NAIROBI: Archbishop Welby Calls for New Structures for Anglican Communion in 21st Century
GAFCON is now the center of Anglicanism, say GAFCON leaders
GAFCON is not a breakaway movement. No call to split communion
By David W. Virtue in Nairobi
October 21, 2013
More than 2000 Kenyans including some 200 Western observers and media heard the leader of the Anglican Communion say that the communion needs new structures as it moves forward into the 21st century.
In what amounted to a fly-over enroute to a Porvoo Ecumenical gathering in Iceland, the Most Rev. Justin Welby did not elucidate or elaborate as to who and what these structures might be nor did he say whether or not he recognized the legitimacy of the 1350 Anglicans meeting under the banner of FCA/GAFCON.
GAFCON Primate Archbishop Eliud Wabukala said the Second Global Anglican Future conference is confirmation that the churches involved in the GAFCON movement are committed to the Anglican Communion and modeling how the communion should operate in the 21st Century.
Organizers say the movement has grown considerably since the first conference in Jerusalem in 2008. Some 30 archbishops and 300 bishops are in attendance here, with the largest contingent 450 from Nigeria which has more than 18 million practicing Anglicans.
The evangelically driven Welby said, "We want a world won for Christ. We should be those who worship witness, mission and evangelize as our aims and passion and we must be wise and full of the Holy Spirit."
Welby acknowledged tensions in the communion and said difficulties come from within the church and outside of it. "Many divisions within the church today were present at the time of Acts of the Apostles and the most important decision at that time was that of race."
Citing the Book of Acts but clearly referencing the state of the Anglican Communion, Welby said we should be a "Community of generosity, be more open hearted." He added that it is dangerous for one group to take advantage and to seek to gain at the expense of others.
He said the danger is of one set of families being more favorably treated than others. Favoritism can be based on relationships, family and corruption. "It happens today in the global community and in our church." Welby noted that we are all sinners.
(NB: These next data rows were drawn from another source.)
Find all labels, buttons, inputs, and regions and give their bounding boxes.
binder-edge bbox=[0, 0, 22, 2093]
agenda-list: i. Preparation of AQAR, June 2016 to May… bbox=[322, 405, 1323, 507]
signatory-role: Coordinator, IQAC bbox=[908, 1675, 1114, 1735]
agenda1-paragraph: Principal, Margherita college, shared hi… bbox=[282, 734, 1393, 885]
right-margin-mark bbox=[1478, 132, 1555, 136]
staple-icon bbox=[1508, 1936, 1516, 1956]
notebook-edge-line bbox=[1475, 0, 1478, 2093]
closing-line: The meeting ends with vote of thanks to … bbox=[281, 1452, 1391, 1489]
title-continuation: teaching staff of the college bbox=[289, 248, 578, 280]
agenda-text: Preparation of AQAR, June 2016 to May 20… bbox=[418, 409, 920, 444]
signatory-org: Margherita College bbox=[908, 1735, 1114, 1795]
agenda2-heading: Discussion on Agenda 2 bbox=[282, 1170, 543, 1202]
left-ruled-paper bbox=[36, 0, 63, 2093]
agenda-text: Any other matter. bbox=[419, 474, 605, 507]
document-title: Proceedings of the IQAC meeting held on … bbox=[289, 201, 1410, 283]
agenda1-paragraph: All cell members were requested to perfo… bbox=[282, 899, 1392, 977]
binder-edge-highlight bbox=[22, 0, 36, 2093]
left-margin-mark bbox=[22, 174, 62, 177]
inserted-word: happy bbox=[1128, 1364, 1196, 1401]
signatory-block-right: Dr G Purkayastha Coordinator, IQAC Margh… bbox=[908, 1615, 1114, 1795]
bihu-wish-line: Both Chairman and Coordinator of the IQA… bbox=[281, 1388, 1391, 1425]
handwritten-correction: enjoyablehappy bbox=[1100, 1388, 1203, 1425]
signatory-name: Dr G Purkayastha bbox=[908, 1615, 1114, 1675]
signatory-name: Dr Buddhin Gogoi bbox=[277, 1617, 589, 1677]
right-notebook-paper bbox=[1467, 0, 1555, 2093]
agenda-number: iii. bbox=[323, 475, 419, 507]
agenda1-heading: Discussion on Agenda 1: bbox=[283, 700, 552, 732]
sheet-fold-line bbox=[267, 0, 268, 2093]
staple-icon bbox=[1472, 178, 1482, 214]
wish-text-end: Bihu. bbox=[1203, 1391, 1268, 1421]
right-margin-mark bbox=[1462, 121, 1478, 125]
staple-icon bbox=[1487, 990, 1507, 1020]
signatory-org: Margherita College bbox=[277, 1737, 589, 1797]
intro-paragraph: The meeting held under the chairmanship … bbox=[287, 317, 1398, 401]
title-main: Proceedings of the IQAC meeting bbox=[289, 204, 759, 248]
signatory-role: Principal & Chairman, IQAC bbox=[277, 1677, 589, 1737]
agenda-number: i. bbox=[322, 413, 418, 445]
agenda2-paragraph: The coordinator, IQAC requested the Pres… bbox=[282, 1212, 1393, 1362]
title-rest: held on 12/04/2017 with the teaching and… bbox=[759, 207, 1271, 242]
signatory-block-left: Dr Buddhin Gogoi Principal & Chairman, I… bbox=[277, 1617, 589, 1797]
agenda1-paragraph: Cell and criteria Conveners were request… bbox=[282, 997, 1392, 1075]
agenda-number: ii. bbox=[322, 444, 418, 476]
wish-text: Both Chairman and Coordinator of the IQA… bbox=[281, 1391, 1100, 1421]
"The Bible must be at the heart of every part of our Christian walk with Jesus. We must pray for a common vision that has its own application in each place. Reading the Scriptures but not obeying it disgraces it. We must settle our differences in way that points to Jesus. Differences will always exist, how we deal with them is clear in scripture and church history. The Church has seldom obeyed scripture."
Welby then called for new structures in the Anglican Communion. "Issues that divide us are simple at one time and at another time complicated. We must find a new way of being together...of being a communion."
When VOL asked at a press conference if Archbishop Welby indicated he would recognize FCA GAFCON as one such structure, the Southern Cone Presiding Bishop Tito Zavala said structures are not the right way to look at ourselves. We need new ways of being together. He said he saw the issue as a way of "being together" as a fellowship and a gathering.
The Kenyan Archbishop said the model is the East African Revival which he described as a "fire and flame to the people."
Asked by an African reporter if the cracks in the communion were narrowing or widening, Wabukala said Anglican churches were independent provinces held together by love and affection. "We must be loyal to what the bible is teaching." He said GAFCON is now the center of Anglicanism.
Asked if the crisis in the communion could see a split, Wabukala said the Anglican Communion is no longer in crisis. "We have moved on for people. It is how we are going to move people tobelieve in Jesus Christ. For us the crisis is behind us, there is a wider agenda in converting the world."